Churchill served under five different prime ministers, and five future prime ministers served under him. It is some measure of Churchill’s career that these men came from three different parties: Liberal, Labour, and Conservative. In this issue we look at each man’s Churchillian connections, and we are honored to start with a foreword by David Cameron.
Churchill received his first government appointment from Sir Henry Campbell-Bannerman. Fred Glueckstein introduces us to the Edwardian statesman who preferred to be known as “CB.” Promotion to the Cabinet came for Churchill with the sudden death of CB and the succession of H. H. Asquith to the premiership. T. G. Otte looks at the man whom Churchill referred to as a “Tribune” of the people.
No prime minister had more influence on the political development of Churchill than David Lloyd George. We are pleased to have Kenneth O. Morgan writing about the Welsh Wizard, who, along with Churchill, was one of Asquith’s “Terrible Twins.”
The relationships that Churchill had with the two Conservative prime ministers under whom he served can be categorized as complicated between the principals and misunderstood by posterity.

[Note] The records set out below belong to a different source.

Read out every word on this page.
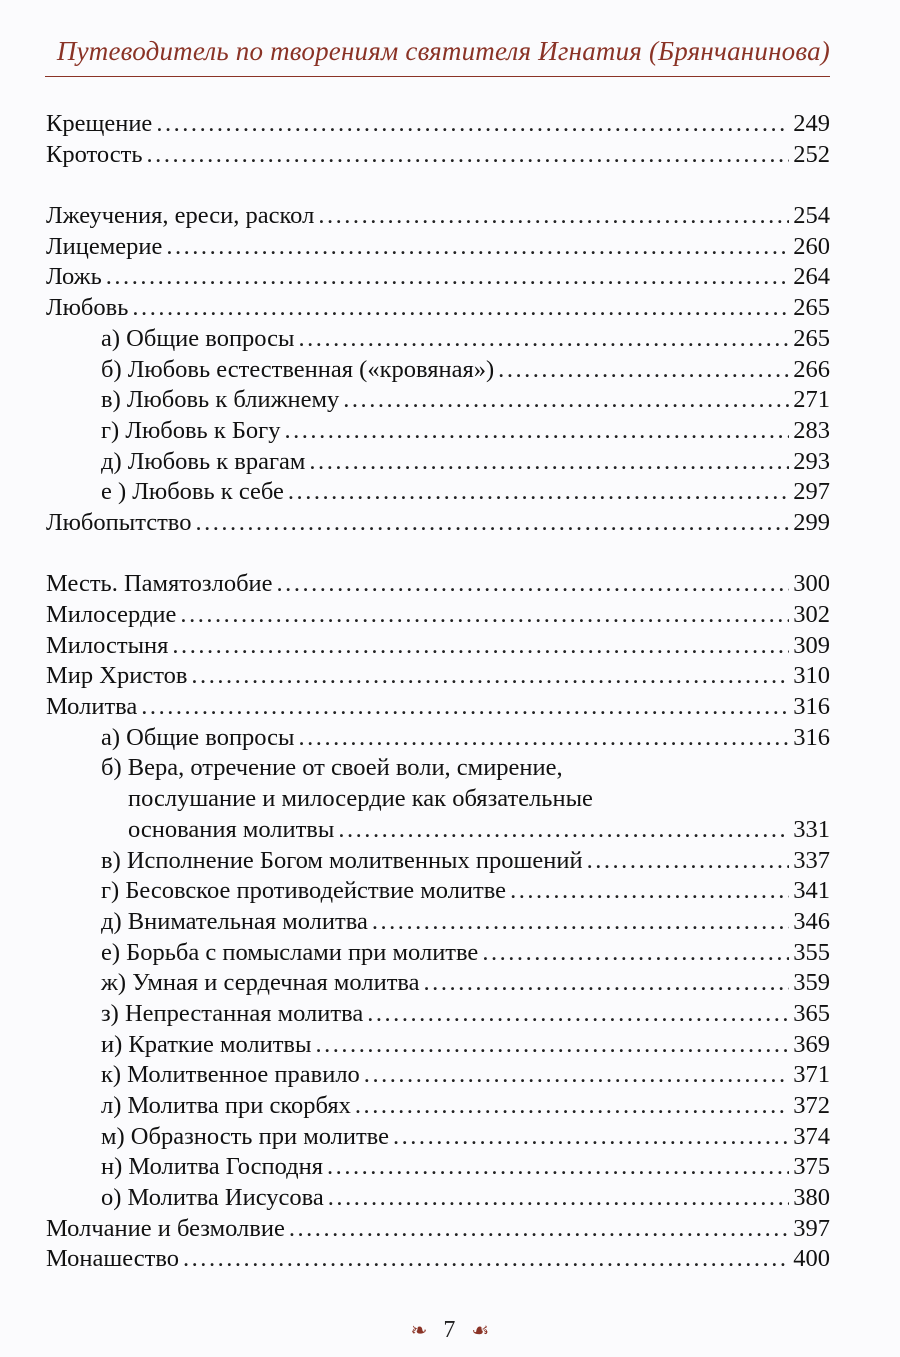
Путеводитель по творениям святителя Игнатия (Брянчанинова)
Крещение . . .	249
Кротость . . .	252
Лжеучения, ереси, раскол . . .	254
Лицемерие . . .	260
Ложь . . .	264
Любовь . . .	265
а) Общие вопросы . . .	265
б) Любовь естественная («кровяная») . . .	266
в) Любовь к ближнему . . .	271
г) Любовь к Богу . . .	283
д) Любовь к врагам . . .	293
е ) Любовь к себе . . .	297
Любопытство . . .	299
Месть. Памятозлобие . . .	300
Милосердие . . .	302
Милостыня . . .	309
Мир Христов . . .	310
Молитва . . .	316
а) Общие вопросы . . .	316
б) Вера, отречение от своей воли, смирение,
послушание и милосердие как обязательные
основания молитвы . . .	331
в) Исполнение Богом молитвенных прошений . . .	337
г) Бесовское противодействие молитве . . .	341
д) Внимательная молитва . . .	346
е) Борьба с помыслами при молитве . . .	355
ж) Умная и сердечная молитва . . .	359
з) Непрестанная молитва . . .	365
и) Краткие молитвы . . .	369
к) Молитвенное правило . . .	371
л) Молитва при скорбях . . .	372
м) Образность при молитве . . .	374
н) Молитва Господня . . .	375
о) Молитва Иисусова . . .	380
Молчание и безмолвие . . .	397
Монашество . . .	400
❧ 7 ☙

In the capable hands of Philip A. Williamson and Stuart Ball, however, we are able to understand clearly just how Churchill operated alongside Stanley Baldwin and Neville Chamberlain respectively.
Iain Carter examines the connections between Churchill and the five men who succeeded him in Downing Street after serving under his leadership: Clement Attlee, Anthony Eden, Harold Macmillan, Alec Douglas-Home, and Edward Heath.
Finally, we note the passing of Paul Addison, one of the leading Churchill scholars of his time. David Stafford remembers his friend, colleague, and fellow Churchillian.